Disclaimer: I know a few of the people who wrote these books. Some of them are even friends of mine, even if they wouldn't admit as much in public. I make no apologies for including them on this list because they produced excellent (in some cases, astonishing) work that I would endorse even if I didn't know them.

Bottom of the 33rd by Dan Barry

I'm a sucker for narrative non-fiction (as this list shows), and in particular for books that use a single significant event as the fulcrum for a broader examination of people's lives and/or American history and culture. Barry's story of the longest game in professional baseball history is one of the best.

And the Walls Came Tumbling Down by Frank Fitzpatrick

Years before I met Fitz and started working with him at the Inquirer, I read his account of the 1966 NCAA championship game between Texas Western - the first team with five black starters to win a national title - and Kentucky. And I really hated him for it because it was so good.

Seabiscuit and Unbroken, by Laura Hillenbrand

If you see these films (Unbroken is just hitting theaters) and don't read the books that they're based on, you're doing yourself a disservice. Hillenbrand writes like a dream, and the depth and precision of her research and reporting are astounding - especially when you consider the limitations that her unusual illness places on her.

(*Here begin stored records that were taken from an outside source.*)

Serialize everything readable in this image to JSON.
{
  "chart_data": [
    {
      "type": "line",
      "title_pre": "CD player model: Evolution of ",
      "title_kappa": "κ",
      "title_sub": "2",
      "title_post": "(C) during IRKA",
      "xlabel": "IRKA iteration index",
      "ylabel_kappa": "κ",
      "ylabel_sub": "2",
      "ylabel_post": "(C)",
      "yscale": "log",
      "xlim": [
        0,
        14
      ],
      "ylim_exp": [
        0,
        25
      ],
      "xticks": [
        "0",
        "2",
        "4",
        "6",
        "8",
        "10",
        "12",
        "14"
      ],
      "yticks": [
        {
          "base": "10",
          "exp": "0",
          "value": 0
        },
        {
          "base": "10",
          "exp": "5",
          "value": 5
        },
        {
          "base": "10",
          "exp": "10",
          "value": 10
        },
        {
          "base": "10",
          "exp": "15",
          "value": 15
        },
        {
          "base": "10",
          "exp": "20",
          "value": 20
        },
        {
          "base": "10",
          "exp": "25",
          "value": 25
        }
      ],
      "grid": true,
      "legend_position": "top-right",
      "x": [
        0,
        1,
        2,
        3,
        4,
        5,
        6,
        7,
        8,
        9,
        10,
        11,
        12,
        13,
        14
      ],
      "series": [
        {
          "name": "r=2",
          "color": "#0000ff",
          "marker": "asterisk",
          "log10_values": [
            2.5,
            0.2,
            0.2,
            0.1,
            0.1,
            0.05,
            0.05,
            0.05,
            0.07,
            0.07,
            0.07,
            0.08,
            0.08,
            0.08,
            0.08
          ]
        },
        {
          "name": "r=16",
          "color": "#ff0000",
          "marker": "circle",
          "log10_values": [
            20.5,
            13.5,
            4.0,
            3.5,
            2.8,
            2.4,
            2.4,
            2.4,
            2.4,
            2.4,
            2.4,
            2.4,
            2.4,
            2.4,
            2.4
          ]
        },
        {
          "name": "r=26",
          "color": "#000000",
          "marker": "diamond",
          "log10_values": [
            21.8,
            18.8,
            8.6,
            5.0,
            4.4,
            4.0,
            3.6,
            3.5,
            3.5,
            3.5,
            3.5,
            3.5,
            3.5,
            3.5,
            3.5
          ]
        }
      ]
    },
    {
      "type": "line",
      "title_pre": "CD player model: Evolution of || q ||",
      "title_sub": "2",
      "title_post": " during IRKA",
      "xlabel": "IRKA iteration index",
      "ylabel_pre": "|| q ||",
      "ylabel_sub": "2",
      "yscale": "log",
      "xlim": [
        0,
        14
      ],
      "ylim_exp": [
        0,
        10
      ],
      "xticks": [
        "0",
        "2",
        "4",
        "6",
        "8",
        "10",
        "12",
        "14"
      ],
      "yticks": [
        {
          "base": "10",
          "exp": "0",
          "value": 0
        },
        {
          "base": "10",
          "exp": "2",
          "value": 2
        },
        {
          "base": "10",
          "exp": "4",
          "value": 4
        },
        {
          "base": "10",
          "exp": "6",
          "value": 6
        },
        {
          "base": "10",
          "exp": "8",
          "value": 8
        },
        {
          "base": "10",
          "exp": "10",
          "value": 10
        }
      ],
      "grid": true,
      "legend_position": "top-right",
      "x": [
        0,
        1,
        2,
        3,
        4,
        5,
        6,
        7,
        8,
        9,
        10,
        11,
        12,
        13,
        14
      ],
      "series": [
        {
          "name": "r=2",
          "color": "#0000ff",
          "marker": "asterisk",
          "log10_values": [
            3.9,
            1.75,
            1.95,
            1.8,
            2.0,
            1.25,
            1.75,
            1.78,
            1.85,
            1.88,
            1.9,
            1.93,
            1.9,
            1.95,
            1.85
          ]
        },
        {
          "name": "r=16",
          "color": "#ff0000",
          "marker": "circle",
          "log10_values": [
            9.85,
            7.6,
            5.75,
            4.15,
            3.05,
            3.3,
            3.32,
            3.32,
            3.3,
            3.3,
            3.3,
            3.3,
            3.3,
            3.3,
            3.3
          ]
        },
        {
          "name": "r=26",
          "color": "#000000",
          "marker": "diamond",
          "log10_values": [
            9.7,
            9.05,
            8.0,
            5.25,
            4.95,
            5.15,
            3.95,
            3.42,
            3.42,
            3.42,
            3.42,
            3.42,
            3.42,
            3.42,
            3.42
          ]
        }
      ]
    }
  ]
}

When she describes, early in Seabiscuit, how a flood in Tijuana moved a wall of horse manure through the city "like a mighty shit Godzilla," it's impossible not to smile and shake your head in wonder.

Rome 1960 and Clemente by David Maraniss

Generally, Maraniss' biography of Vince Lombardi, When Pride Still Mattered, is regarded as his best sports book. But I preferred his account of the 1960 Summer Olympics and his exploration of the social significance of Roberto Clemente's life and major-league career.

This Day in Philadelphia Sports by Brian Startare and Kevin Reavy

What a cool idea for a book. Startare and Reavy did their homework and provide an important moment in Philadelphia sports for every day of the calendar. A fun read … and a handy reference tool for a sportswriter.

The Miracle of St. Anthony by Adrian Wojnarowski

The season-inside genre of sports book is a popular one; John Feinstein's A Season on the Brink is the template. But Woj's classic, about a year in Jersey City with coach Bob Hurley and St. Anthony High School's boys basketball team, is a marvel because it goes so far beyond the games and the people. It's an analysis of the condition of urban America, of the value of sports and Catholic education, of the qualities it takes to survive and move on from the nation's meanest streets.